When I transfer my shift to Niels after 4 hours, the wind and waves increase in size. My hair and hands are still salty because of all the flying water in my service, but showering is impossible with this hacking of the waves. I crawl into a salty sleeping bag and lay my head on my moisture-soaked pillow. I lie in the kitchen on what is normally the backrest, the ship is inclined about 25 degrees. Lines flapping against the mast and waves crashing on the side of the ship. I feel that I have barely closed my eyes or I am called by Niels. I climb out of my sleeping bag and squeeze myself back into a wet sailing suit. Full of euphoria, Niels tells me that he has already traveled at least 30 miles in just over 3 hours, but that the wind is turning and that we must tack. Due to the wide wind, the bullet pit (line that ensures that the boom does not swing to the other side in the event of a wave) must be able to turn freely. I walk to the front deck and try to pull the knot off the bullet counter. However, this one pulled itself more and more firmly with the heavy thud of the waves, and my fingers turned white. In the meantime, the sea seems to attract me with the most rhythmic movements. When Niels loosens the bulkhead of the sail, I feel the knot slowly loosening and blood comes back in my fingers. Got you! Anyway something else for inventing when the wind blows a bit softer. We decide to jibe and I can still try to sleep for a little while.

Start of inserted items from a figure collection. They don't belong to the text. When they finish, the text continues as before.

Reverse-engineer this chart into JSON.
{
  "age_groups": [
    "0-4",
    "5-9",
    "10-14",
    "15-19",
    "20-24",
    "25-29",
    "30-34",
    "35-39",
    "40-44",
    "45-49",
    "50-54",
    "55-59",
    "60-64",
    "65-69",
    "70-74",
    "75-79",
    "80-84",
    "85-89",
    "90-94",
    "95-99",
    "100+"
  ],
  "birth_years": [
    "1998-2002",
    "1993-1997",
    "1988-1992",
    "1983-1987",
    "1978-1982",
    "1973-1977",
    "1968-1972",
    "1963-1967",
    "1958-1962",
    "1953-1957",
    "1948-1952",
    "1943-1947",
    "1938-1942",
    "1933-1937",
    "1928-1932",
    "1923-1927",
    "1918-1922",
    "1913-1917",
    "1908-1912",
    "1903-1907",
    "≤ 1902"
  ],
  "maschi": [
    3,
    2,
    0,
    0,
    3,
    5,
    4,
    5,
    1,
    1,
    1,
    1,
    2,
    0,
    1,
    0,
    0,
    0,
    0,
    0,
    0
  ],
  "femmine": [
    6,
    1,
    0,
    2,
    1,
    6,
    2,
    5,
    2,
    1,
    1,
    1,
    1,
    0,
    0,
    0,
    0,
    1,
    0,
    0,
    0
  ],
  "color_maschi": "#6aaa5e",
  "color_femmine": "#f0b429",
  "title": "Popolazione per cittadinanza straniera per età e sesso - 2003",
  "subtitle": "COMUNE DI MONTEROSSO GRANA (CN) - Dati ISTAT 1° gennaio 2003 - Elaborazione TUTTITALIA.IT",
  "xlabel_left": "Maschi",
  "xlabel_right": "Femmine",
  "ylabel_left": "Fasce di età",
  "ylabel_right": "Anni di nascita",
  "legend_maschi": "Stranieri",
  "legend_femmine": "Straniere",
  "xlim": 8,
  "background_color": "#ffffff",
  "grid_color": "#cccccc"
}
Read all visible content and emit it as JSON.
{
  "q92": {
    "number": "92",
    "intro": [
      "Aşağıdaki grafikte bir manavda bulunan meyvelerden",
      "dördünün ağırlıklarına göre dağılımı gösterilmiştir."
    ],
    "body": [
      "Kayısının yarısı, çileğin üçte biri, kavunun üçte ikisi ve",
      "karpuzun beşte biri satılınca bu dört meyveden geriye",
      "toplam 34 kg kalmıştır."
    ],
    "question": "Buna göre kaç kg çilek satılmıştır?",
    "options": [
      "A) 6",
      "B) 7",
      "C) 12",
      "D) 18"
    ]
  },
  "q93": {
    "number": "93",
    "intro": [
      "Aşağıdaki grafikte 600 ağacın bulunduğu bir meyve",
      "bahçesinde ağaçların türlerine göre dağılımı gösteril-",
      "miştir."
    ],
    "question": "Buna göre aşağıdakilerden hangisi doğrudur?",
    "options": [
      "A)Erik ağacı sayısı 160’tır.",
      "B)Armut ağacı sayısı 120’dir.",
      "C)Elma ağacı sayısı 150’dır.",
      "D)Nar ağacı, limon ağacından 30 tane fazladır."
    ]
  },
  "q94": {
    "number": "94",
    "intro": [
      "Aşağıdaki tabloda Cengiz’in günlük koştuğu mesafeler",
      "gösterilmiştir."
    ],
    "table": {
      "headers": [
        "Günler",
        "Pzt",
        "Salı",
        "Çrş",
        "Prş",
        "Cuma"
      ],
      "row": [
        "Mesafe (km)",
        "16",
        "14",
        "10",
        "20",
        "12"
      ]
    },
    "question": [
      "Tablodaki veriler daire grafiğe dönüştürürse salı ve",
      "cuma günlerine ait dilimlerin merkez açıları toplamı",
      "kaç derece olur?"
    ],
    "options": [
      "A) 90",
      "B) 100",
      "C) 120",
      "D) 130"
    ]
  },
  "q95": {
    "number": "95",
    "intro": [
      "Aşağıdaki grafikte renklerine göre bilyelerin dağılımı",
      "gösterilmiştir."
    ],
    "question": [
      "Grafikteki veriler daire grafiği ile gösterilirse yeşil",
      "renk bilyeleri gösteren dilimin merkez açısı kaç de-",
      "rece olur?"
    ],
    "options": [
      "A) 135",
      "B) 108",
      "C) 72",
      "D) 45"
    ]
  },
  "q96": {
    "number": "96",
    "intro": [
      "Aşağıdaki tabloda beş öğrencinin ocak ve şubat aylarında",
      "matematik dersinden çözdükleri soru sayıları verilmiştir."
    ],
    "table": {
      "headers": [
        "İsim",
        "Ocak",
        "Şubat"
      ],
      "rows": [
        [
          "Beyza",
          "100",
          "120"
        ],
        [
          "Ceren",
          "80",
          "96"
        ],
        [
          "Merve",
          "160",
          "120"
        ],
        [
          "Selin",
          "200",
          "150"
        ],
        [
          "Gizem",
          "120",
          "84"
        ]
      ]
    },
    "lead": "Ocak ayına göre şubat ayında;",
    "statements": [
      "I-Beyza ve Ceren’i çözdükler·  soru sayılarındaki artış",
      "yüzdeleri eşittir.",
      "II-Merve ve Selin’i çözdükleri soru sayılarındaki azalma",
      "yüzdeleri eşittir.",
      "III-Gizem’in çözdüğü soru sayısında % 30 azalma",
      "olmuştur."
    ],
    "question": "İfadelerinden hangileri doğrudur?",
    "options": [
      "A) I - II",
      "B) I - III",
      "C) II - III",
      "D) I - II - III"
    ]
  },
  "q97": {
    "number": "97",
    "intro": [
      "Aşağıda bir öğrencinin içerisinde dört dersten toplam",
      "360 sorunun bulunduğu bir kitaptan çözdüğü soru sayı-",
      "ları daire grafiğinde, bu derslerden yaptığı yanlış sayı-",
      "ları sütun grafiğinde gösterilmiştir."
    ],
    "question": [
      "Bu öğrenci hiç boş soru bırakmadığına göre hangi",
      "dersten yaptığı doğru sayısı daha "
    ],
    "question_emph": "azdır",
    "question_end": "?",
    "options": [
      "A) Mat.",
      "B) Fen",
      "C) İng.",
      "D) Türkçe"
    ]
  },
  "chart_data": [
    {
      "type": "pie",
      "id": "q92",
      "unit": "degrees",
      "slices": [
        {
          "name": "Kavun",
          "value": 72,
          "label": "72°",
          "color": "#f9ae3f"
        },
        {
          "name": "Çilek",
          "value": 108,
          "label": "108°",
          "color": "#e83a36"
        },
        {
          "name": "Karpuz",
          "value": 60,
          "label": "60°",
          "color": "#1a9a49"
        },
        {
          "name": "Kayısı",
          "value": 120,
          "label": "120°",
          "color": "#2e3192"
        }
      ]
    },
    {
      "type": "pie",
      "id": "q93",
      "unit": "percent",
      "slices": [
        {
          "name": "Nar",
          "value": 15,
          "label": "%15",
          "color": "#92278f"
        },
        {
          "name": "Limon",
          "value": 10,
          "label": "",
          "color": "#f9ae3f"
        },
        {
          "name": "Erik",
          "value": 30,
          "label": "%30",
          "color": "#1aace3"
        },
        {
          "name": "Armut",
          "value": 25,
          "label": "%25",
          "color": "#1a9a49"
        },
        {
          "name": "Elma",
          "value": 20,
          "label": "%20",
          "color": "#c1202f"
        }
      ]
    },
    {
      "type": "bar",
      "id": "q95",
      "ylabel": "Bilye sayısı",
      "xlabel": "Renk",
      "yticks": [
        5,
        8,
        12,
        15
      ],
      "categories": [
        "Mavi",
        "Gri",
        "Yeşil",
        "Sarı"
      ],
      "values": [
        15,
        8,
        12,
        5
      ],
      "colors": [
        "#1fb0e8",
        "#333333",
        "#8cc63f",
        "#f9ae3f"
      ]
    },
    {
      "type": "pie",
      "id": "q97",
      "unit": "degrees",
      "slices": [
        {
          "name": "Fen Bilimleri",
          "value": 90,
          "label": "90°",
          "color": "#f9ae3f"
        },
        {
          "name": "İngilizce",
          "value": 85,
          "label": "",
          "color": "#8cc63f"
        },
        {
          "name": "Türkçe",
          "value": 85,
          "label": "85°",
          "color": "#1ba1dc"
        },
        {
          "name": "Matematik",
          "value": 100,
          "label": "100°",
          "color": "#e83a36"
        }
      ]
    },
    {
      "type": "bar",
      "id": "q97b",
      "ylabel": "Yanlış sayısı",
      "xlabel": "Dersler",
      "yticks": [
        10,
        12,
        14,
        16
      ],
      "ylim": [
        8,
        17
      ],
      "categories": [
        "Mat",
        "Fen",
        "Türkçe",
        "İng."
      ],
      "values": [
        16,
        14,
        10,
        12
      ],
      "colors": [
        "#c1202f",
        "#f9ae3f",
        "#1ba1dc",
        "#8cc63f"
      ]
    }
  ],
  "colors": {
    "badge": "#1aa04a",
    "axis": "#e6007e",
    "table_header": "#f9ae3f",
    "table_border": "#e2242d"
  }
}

Hele groep dolfijnen onder de boot

During my service after that the weather becomes quieter again and even the sun is starting to shine. Around 10 dolphins gather around the boat and there is no longer any question of a storm. The last 50 miles we have little wind but the rolling English landscape and the bluing water make that forget. In the middle of the night we arrive in Plymouth, our base for the crossing to Spain.